Punto Final: El Cierre Permanente
El aspecto más negativo, y definitivo, sobre el Bar Iris es su estado actual. El negocio se encuentra cerrado permanentemente. Esta es una información crucial para cualquiera que, guiado por las excelentes críticas del pasado, intente visitarlo. Las razones detrás de su cierre no son públicas, pero su ausencia representa una pérdida para la oferta de restaurantes en Castelserás y sus alrededores. Para aquellos que tuvieron la oportunidad de visitarlo, queda el recuerdo de sus sabores auténticos y su cálida hospitalidad.

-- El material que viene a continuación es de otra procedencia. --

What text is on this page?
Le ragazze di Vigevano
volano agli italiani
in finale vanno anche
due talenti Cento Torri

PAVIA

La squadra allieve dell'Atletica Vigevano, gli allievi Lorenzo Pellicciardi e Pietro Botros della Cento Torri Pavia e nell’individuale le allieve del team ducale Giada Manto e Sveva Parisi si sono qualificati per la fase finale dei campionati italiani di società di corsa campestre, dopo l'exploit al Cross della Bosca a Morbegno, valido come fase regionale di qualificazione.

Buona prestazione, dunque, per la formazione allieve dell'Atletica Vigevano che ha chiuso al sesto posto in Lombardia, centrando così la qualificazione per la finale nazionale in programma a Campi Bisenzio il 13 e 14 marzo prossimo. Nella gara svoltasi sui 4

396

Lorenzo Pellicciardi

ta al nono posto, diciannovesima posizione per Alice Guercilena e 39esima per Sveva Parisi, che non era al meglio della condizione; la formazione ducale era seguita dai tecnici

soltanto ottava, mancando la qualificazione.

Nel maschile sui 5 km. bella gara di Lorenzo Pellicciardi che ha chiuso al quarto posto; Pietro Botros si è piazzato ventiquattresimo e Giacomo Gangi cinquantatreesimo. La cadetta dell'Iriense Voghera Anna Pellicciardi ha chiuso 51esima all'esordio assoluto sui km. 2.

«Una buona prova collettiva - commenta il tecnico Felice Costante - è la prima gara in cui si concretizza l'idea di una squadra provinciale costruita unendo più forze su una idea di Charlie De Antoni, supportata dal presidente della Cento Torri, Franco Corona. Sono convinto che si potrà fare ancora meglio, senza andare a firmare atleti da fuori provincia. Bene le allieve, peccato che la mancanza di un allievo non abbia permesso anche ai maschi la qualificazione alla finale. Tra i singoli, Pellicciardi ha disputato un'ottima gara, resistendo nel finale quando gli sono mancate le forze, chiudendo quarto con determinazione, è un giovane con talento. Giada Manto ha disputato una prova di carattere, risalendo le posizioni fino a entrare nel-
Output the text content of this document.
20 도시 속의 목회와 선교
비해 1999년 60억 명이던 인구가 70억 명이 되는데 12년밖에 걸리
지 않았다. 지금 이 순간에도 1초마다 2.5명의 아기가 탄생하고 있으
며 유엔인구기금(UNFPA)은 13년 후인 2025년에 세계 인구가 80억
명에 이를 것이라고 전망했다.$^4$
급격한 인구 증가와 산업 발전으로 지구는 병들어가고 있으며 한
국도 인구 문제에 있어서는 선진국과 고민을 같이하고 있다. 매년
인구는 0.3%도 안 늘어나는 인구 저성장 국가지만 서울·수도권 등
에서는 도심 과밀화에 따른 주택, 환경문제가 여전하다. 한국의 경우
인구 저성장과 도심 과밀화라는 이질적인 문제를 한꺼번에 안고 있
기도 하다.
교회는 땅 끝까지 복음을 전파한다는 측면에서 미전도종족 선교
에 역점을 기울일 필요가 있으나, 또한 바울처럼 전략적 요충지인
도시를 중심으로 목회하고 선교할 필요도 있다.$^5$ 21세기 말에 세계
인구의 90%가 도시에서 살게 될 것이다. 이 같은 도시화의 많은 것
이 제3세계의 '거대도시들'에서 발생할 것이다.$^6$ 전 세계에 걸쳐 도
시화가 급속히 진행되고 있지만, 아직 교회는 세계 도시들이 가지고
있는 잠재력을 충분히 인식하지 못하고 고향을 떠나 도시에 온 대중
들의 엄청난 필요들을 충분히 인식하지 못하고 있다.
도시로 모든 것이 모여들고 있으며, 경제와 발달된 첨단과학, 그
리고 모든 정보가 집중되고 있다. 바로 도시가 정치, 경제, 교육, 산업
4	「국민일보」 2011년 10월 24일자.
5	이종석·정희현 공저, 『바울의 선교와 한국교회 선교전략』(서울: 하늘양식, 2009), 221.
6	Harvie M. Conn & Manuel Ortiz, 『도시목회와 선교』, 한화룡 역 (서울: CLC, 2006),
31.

Para los demás, sirve como ejemplo de cómo un negocio familiar, basado en la calidad del producto y un servicio excepcional, puede dejar una marca imborrable en su comunidad.
aunque ya no es una opción para cenar o disfrutar de unas tapas, la historia del Bar Iris es la de un establecimiento que supo ganarse el corazón de sus clientes. Lo hizo a través de una cocina honesta, generosa y arraigada en la tradición, donde las carnes a la brasa, los platos típicos y el inconfundible sabor de la leña eran los protagonistas. Su legado es un recordatorio del valor de los restaurantes de comida casera que, más allá de alimentar, crean experiencias memorables.